Fakten gegen Fake-News! Oder: Was man aus der Statistik über Leistungsempfänger*innen des Asylbewerberleistungsgesetzes nicht herauslesen kann

Fakten gegen Fake-News! Oder: Was man aus der Statistik über Leistungsempfänger*innen des Asylbewerberleistungsgesetzes nicht herauslesen kann

Ende 2016 erhielten in Brandenburg 17 970 Personen Regelleistungen nach dem Asylbewerberleistungsgesetz. Wie aus der aktuellen Erhebung des Amtes für Statistik Berlin-Brandenburg hervorgeht, war das ein Rückgang um 39 Prozent (Ende 2015: 29.347 Personen).

Ca. ein Drittel der Leistungsempfänger*innen (6.025 Personen) waren minderjährig. 372 Personen waren vollziehbar ausreisepflichtig bzw. zur Ausreise aufgefordert. Alle anderen Personen waren also noch im Verfahren oder hatten eine Duldung.

Die Leistungsempfänger*innen waren überwiegend in Gemeinschaftsunterkünften untergebracht: Ende 2016 10.477 Personen, Ende 2015 waren dies noch 19.553. In der Erstaufnahme waren Ende 2016 1.433 Leistungsempfänger*innen untergebracht, gegenüber 2.431 Ende 2015. Die dezentrale Unterbringung nahm weniger stark ab: 6.060 Personen Ende 2016 gegenüber 7.363 Personen Ende 2015.

 

Die AfD nutzt die durch das Amt für Statistik Berlin Brandenburg veröffentlichten Zahlen (https://www.statistik-berlin-brandenburg.de/Statistiken/statistik_SB.asp?Ptyp=700&Sageb=22002&creg=BBB&anzwer=6 ) aktuell für ihre Propaganda gegen Geflüchtete mit folgenden Argumenten (die folgenden Zitate stammen aus der Pressemitteilung der Abgeordneten Bessin vom 15.08.2017):

 

„Zwar ist laut Amt für Statistik die Zahl der Asylbewerber, die Leistungen nach dem Asylbewerberleistungsgesetz empfangen, im Jahr 2016 in Brandenburg gesunken. Dennoch wird Brandenburg mit immer noch 11.377 Asylbewerbern, die Sach- oder Geldleistungen beziehen, vor enorme finanzielle Herausforderungen gestellt.“

Zuerst einmal ist die Zahl der Empfänger*innen – wie oben ersichtlich – falsch.
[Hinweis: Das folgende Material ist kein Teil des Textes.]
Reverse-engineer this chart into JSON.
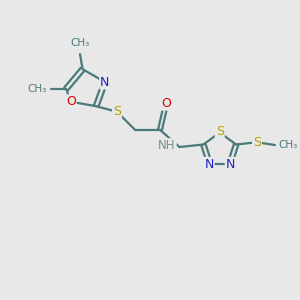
{
  "background_color": "#e8e8e8",
  "bond_color": "#4a7a7a",
  "n_color": "#2020cc",
  "o_color": "#dd0000",
  "s_color": "#b8a000",
  "h_color": "#7a9090",
  "line_width": 1.6,
  "figsize": [
    3.0,
    3.0
  ],
  "dpi": 100,
  "xlim": [
    0,
    10
  ],
  "ylim": [
    0,
    10
  ]
}
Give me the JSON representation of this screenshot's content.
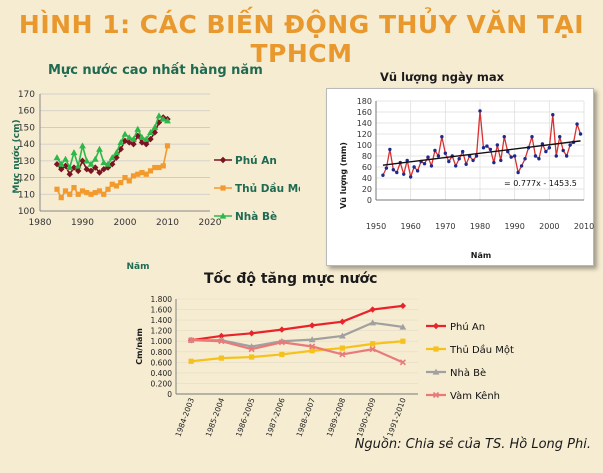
{
  "page_title": "HÌNH 1: CÁC BIẾN ĐỘNG THỦY VĂN TẠI TPHCM",
  "source": "Nguồn: Chia sẻ của TS. Hồ Long Phi.",
  "colors": {
    "title": "#e8982c",
    "background": "#f6ecd2",
    "chart1_title": "#1f6b52"
  },
  "chart_data": [
    {
      "type": "line",
      "title": "Mực nước cao nhất hàng năm",
      "xlabel": "Năm",
      "ylabel": "Mực nước (cm)",
      "xlim": [
        1980,
        2020
      ],
      "ylim": [
        100,
        170
      ],
      "xticks": [
        "1980",
        "1990",
        "2000",
        "2010",
        "2020"
      ],
      "yticks": [
        "100",
        "110",
        "120",
        "130",
        "140",
        "150",
        "160",
        "170"
      ],
      "grid": true,
      "legend_position": "right",
      "x": [
        1984,
        1985,
        1986,
        1987,
        1988,
        1989,
        1990,
        1991,
        1992,
        1993,
        1994,
        1995,
        1996,
        1997,
        1998,
        1999,
        2000,
        2001,
        2002,
        2003,
        2004,
        2005,
        2006,
        2007,
        2008,
        2009,
        2010
      ],
      "series": [
        {
          "name": "Phú An",
          "color": "#7a1420",
          "values": [
            128,
            125,
            127,
            122,
            126,
            124,
            130,
            125,
            124,
            126,
            123,
            125,
            126,
            128,
            132,
            137,
            142,
            141,
            140,
            145,
            141,
            140,
            143,
            147,
            153,
            156,
            155
          ]
        },
        {
          "name": "Thủ Dầu Một",
          "color": "#f39a2d",
          "values": [
            113,
            108,
            112,
            110,
            114,
            110,
            112,
            111,
            110,
            111,
            112,
            110,
            113,
            116,
            115,
            117,
            120,
            118,
            121,
            122,
            123,
            122,
            124,
            126,
            126,
            127,
            139
          ]
        },
        {
          "name": "Nhà Bè",
          "color": "#2db84a",
          "values": [
            132,
            128,
            131,
            126,
            135,
            127,
            139,
            130,
            128,
            131,
            137,
            129,
            128,
            132,
            135,
            141,
            146,
            144,
            143,
            149,
            144,
            143,
            147,
            150,
            157,
            155,
            154
          ]
        }
      ]
    },
    {
      "type": "line",
      "title": "Vũ lượng ngày max",
      "xlabel": "Năm",
      "ylabel": "Vũ lượng (mm)",
      "xlim": [
        1950,
        2010
      ],
      "ylim": [
        0,
        180
      ],
      "xticks": [
        "1950",
        "1960",
        "1970",
        "1980",
        "1990",
        "2000",
        "2010"
      ],
      "yticks": [
        "0",
        "20",
        "40",
        "60",
        "80",
        "100",
        "120",
        "140",
        "160",
        "180"
      ],
      "grid": true,
      "trendline_label": "= 0.777x - 1453.5",
      "trend": {
        "slope": 0.777,
        "intercept": -1453.5
      },
      "x": [
        1952,
        1953,
        1954,
        1955,
        1956,
        1957,
        1958,
        1959,
        1960,
        1961,
        1962,
        1963,
        1964,
        1965,
        1966,
        1967,
        1968,
        1969,
        1970,
        1971,
        1972,
        1973,
        1974,
        1975,
        1976,
        1977,
        1978,
        1979,
        1980,
        1981,
        1982,
        1983,
        1984,
        1985,
        1986,
        1987,
        1988,
        1989,
        1990,
        1991,
        1992,
        1993,
        1994,
        1995,
        1996,
        1997,
        1998,
        1999,
        2000,
        2001,
        2002,
        2003,
        2004,
        2005,
        2006,
        2007,
        2008,
        2009
      ],
      "series": [
        {
          "name": "",
          "color": "#d93030",
          "marker_color": "#1c2a8c",
          "values": [
            45,
            58,
            92,
            55,
            50,
            68,
            47,
            72,
            42,
            60,
            53,
            70,
            66,
            78,
            62,
            90,
            80,
            115,
            85,
            70,
            80,
            62,
            75,
            88,
            65,
            80,
            72,
            80,
            162,
            95,
            98,
            92,
            68,
            100,
            72,
            115,
            88,
            78,
            80,
            50,
            62,
            75,
            95,
            115,
            80,
            75,
            102,
            88,
            95,
            155,
            80,
            115,
            90,
            80,
            100,
            105,
            138,
            120
          ]
        }
      ]
    },
    {
      "type": "line",
      "title": "Tốc độ tăng mực nước",
      "xlabel": "",
      "ylabel": "Cm/năm",
      "ylim": [
        0,
        1.8
      ],
      "yticks": [
        "0",
        "0.200",
        "0.400",
        "0.600",
        "0.800",
        "1.000",
        "1.200",
        "1.400",
        "1.600",
        "1.800"
      ],
      "categories": [
        "1984-2003",
        "1985-2004",
        "1986-2005",
        "1987-2006",
        "1988-2007",
        "1989-2008",
        "1990-2009",
        "1991-2010"
      ],
      "legend_position": "right",
      "series": [
        {
          "name": "Phú An",
          "color": "#e8242a",
          "values": [
            1.02,
            1.1,
            1.15,
            1.22,
            1.3,
            1.37,
            1.6,
            1.67
          ]
        },
        {
          "name": "Thủ Dầu Một",
          "color": "#f5c21b",
          "values": [
            0.62,
            0.68,
            0.7,
            0.75,
            0.82,
            0.87,
            0.95,
            1.0
          ]
        },
        {
          "name": "Nhà Bè",
          "color": "#a0a0a0",
          "values": [
            1.02,
            1.02,
            0.9,
            1.0,
            1.03,
            1.1,
            1.35,
            1.27
          ]
        },
        {
          "name": "Vàm Kênh",
          "color": "#e87a7a",
          "values": [
            1.02,
            1.0,
            0.85,
            0.98,
            0.9,
            0.75,
            0.85,
            0.6
          ]
        }
      ]
    }
  ]
}
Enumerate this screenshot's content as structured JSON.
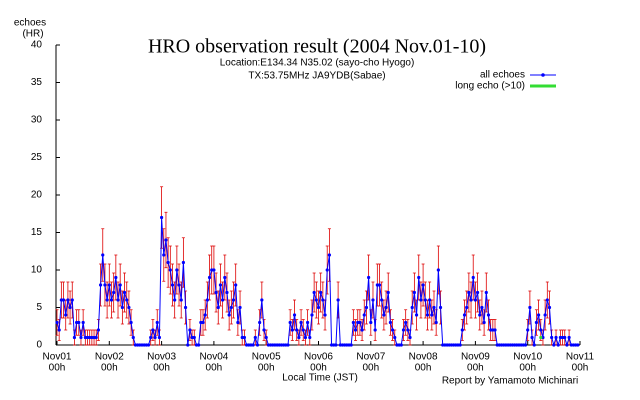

Grundsätzlich ist jedoch zu sagen: Bei Leistungen nach dem Asylbewerberleistungsgesetz handelt es sich um gesetzliche Verpflichtungen. Das Land kann (und will) die Anzahl der Empfänger*innen nicht beeinflussen. Diese ergibt sich aus der bundesgesetzlichen Festlegung, wer Leistungen nach diesem Gesetz bezieht , das sind vor allem Personen im Asylverfahren, geduldete Ausländer*innen und deren Familienangehörige (es gibt noch weitere, zahlenmäßig jedoch zu vernachlässigende Empfänger*innen), nach der Zahl der Geflüchteten, die Deutschland und Brandenburg erreichen und nach der Dauer der Asylverfahren.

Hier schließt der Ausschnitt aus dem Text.